Benarkah Emosi Terpendam Dapat Memicu Kanker?
Jakarta, iNBrita.com — Belakangan ini, media sosial kembali membahas isu emosi yang dipendam dan kaitannya dengan risiko kanker. Menanggapi hal tersebut, spesialis penyakit dalam subspesialis hematologi onkologi, Dr. dr. Andhika Rachman, SpPD-KHOM, menyatakan bahwa pernyataan itu memang memiliki dasar, tetapi tidak dapat disimpulkan secara sederhana.
Namun demikian, ia menegaskan bahwa tidak semua emosi yang seseorang pendam akan memicu kanker. Sebaliknya, kondisi yang perlu diwaspadai adalah ketika seseorang mengalami stres berat berkepanjangan atau depresi, bukan stres ringan yang terjadi sehari-hari.

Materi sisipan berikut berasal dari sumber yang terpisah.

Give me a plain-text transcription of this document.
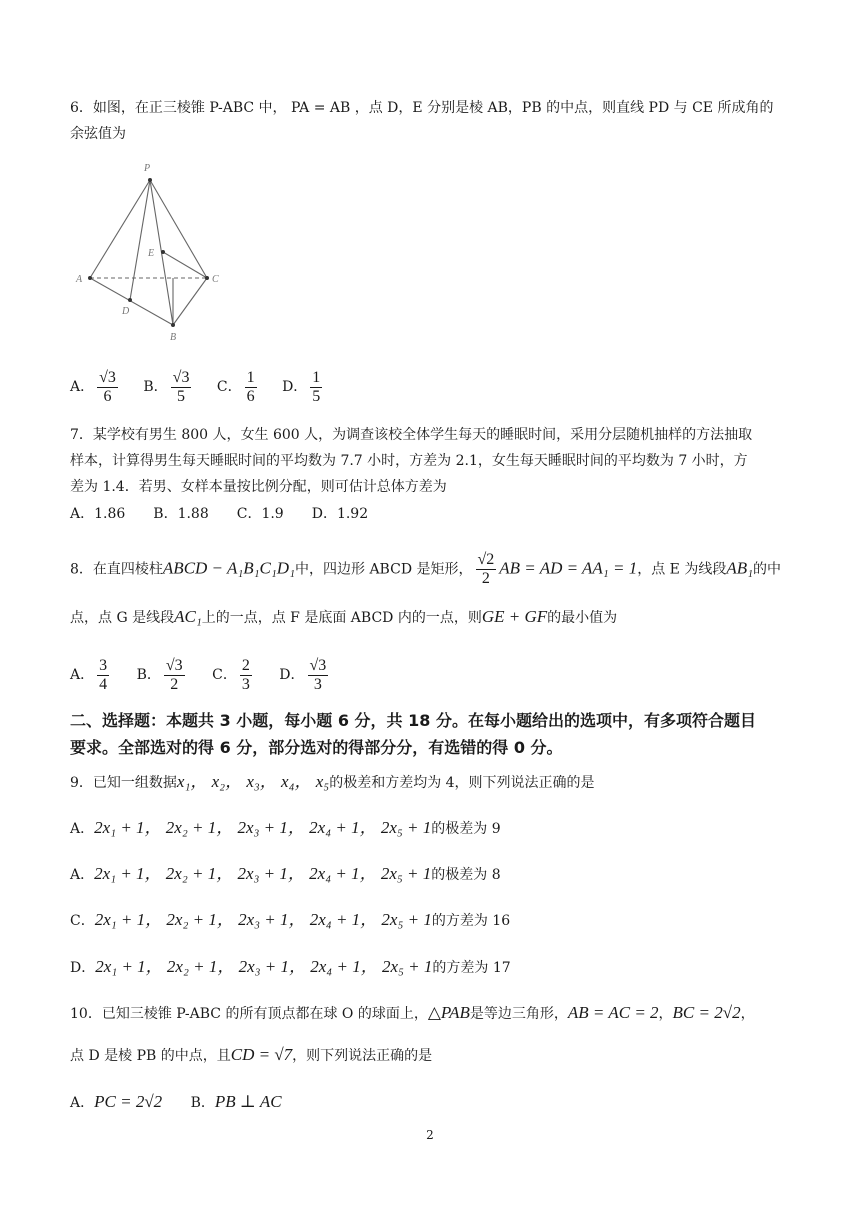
6．如图，在正三棱锥 P-ABC 中， PA = AB ，点 D，E 分别是棱 AB，PB 的中点，则直线 PD 与 CE 所成角的
余弦值为
P
A	C
B
D
E
A． $\frac{√3}{6}$ B． $\frac{√3}{5}$ C． $\frac{1}{6}$ D． $\frac{1}{5}$
7．某学校有男生 800 人，女生 600 人，为调查该校全体学生每天的睡眠时间，采用分层随机抽样的方法抽取
样本，计算得男生每天睡眠时间的平均数为 7.7 小时，方差为 2.1，女生每天睡眠时间的平均数为 7 小时，方
差为 1.4．若男、女样本量按比例分配，则可估计总体方差为
A．1.86　　B．1.88　　C．1.9　　D．1.92
8．在直四棱柱ABCD − A₁B₁C₁D₁中，四边形 ABCD 是矩形， $\frac{√2}{2}$ AB = AD = AA₁ = 1，点 E 为线段AB₁的中
点，点 G 是线段AC₁上的一点，点 F 是底面 ABCD 内的一点，则GE + GF的最小值为
A． $\frac{3}{4}$ B． $\frac{√3}{2}$ C． $\frac{2}{3}$ D． $\frac{√3}{3}$
二、选择题：本题共 3 小题，每小题 6 分，共 18 分。在每小题给出的选项中，有多项符合题目
要求。全部选对的得 6 分，部分选对的得部分分，有选错的得 0 分。
9．已知一组数据x₁， x₂， x₃， x₄， x₅的极差和方差均为 4，则下列说法正确的是
A．2x₁ + 1， 2x₂ + 1， 2x₃ + 1， 2x₄ + 1， 2x₅ + 1的极差为 9
A．2x₁ + 1， 2x₂ + 1， 2x₃ + 1， 2x₄ + 1， 2x₅ + 1的极差为 8
C．2x₁ + 1， 2x₂ + 1， 2x₃ + 1， 2x₄ + 1， 2x₅ + 1的方差为 16
D．2x₁ + 1， 2x₂ + 1， 2x₃ + 1， 2x₄ + 1， 2x₅ + 1的方差为 17
10．已知三棱锥 P-ABC 的所有顶点都在球 O 的球面上，△PAB是等边三角形，AB = AC = 2，BC = 2√2，
点 D 是棱 PB 的中点，且CD = √7，则下列说法正确的是
A．PC = 2√2 B．PB ⊥ AC
2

“Dengan kata lain, risiko muncul ketika seseorang mengalami luapan emosi yang terus berlangsung hingga berkembang menjadi depresi dan stres berat,” ujarnya dalam sebuah acara kesehatan di Jakarta Pusat.
Bagaimana mekanismenya terjadi ?
Lebih lanjut, Dr. Andhika menjelaskan bahwa saat seseorang mengalami depresi, tubuh akan melepaskan sitokin pro-inflamasi. Zat ini kemudian memicu peradangan di dalam tubuh.

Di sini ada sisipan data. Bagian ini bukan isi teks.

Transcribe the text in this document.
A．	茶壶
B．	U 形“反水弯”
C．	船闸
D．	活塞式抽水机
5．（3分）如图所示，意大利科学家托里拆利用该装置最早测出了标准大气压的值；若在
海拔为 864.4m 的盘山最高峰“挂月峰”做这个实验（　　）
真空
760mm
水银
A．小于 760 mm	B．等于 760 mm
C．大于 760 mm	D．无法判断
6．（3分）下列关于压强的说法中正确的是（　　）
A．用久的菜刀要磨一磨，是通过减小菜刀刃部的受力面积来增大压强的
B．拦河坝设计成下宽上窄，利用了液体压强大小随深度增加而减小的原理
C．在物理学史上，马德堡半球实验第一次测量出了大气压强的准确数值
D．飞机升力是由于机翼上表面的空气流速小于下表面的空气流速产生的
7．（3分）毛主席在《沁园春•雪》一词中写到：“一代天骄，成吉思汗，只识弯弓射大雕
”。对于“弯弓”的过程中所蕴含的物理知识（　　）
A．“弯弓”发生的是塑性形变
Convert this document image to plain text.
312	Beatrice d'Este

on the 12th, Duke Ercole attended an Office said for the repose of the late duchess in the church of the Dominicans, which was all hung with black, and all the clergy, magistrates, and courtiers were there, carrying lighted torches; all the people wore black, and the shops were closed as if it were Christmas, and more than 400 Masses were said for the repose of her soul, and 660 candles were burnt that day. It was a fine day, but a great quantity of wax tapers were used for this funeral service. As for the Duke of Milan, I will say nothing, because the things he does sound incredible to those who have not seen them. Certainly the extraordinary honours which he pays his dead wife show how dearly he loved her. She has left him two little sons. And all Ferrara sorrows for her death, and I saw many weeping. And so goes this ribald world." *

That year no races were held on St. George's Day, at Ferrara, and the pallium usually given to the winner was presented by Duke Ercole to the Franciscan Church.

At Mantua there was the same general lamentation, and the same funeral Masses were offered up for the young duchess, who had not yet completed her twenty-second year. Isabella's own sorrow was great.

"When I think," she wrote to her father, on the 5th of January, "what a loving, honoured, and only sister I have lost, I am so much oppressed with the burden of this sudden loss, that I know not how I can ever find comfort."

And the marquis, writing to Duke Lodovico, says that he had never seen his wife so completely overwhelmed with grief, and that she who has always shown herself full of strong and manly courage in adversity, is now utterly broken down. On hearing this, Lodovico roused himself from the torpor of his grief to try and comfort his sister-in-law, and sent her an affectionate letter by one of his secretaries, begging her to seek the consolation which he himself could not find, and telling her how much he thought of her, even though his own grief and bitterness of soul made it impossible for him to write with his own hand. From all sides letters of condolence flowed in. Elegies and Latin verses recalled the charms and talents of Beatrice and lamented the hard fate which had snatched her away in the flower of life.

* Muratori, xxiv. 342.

Akibatnya, peradangan yang berlangsung lama mengganggu keseimbangan tubuh dan meningkatkan suhu tubuh. Pada kondisi ini, sel-sel tubuh mengalami tekanan lingkungan yang tidak normal.

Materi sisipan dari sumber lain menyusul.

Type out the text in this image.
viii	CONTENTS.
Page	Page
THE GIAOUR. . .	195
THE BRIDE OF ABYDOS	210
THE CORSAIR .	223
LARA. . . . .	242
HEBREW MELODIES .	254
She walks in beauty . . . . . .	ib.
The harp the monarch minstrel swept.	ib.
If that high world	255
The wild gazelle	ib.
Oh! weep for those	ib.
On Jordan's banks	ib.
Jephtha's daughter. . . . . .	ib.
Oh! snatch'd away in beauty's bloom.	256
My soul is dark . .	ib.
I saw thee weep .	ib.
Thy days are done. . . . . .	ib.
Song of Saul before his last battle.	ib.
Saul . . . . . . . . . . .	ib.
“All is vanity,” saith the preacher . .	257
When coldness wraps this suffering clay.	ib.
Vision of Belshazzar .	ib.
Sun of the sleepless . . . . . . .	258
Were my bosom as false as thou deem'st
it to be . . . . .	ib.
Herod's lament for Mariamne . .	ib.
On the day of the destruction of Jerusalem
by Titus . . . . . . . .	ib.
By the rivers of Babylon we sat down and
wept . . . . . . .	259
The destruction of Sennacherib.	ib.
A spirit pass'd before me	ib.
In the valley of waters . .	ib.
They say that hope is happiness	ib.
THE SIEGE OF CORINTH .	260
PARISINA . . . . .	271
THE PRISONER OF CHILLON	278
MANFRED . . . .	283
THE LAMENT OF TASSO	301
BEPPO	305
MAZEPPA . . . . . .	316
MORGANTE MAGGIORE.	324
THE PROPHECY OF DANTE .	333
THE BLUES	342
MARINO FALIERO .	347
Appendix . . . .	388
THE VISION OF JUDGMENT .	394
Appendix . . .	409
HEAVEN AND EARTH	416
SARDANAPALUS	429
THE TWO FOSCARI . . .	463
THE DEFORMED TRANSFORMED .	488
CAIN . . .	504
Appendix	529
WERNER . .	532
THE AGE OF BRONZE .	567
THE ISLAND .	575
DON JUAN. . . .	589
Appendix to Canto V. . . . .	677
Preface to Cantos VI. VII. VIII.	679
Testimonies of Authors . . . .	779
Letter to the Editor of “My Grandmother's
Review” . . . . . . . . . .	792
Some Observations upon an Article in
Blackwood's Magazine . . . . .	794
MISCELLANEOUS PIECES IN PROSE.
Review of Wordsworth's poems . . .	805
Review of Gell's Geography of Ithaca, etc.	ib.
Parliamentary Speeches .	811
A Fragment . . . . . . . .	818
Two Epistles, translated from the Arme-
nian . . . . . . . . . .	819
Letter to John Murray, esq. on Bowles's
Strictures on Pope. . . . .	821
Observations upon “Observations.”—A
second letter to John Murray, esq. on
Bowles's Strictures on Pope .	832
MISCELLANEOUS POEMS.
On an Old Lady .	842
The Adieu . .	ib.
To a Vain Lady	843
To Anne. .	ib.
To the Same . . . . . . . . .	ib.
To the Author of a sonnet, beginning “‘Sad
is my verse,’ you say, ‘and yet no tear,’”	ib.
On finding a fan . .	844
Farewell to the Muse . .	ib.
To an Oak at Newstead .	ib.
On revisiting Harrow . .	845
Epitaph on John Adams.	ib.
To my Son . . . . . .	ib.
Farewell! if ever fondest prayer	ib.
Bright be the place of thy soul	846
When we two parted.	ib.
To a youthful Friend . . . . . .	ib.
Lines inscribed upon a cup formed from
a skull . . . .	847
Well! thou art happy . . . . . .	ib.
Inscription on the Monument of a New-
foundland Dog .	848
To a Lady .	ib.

Seiring waktu, kondisi tersebut mendorong perubahan pada materi genetik sel. Jika proses ini berlanjut, kerusakan genetik tersebut mengubah protein sel dan berpotensi membentuk sel kanker.
Proses tidak terjadi secara instan
Meski demikian, ia menegaskan bahwa proses tersebut tidak langsung menyebabkan kanker. Sebaliknya, tubuh membutuhkan waktu panjang serta rangkaian mekanisme kompleks sebelum kondisi tersebut berkembang menjadi kanker.
Selain itu, faktor lain juga memengaruhi risiko kanker, seperti gaya hidup tidak sehat, faktor keturunan, dan lingkungan. Oleh karena itu, emosi tidak berdiri sebagai satu-satunya penyebab.
Upaya pencegahan kanker
Dengan demikian, seseorang perlu menjaga kesehatan mental untuk menurunkan risiko. Misalnya, seseorang dapat mengelola stres, berolahraga secara rutin, serta melakukan aktivitas rekreasi seperti berjalan-jalan atau bersantai.
Pada akhirnya, seseorang yang menjaga keseimbangan fisik dan mental akan lebih mampu menurunkan risiko berbagai penyakit.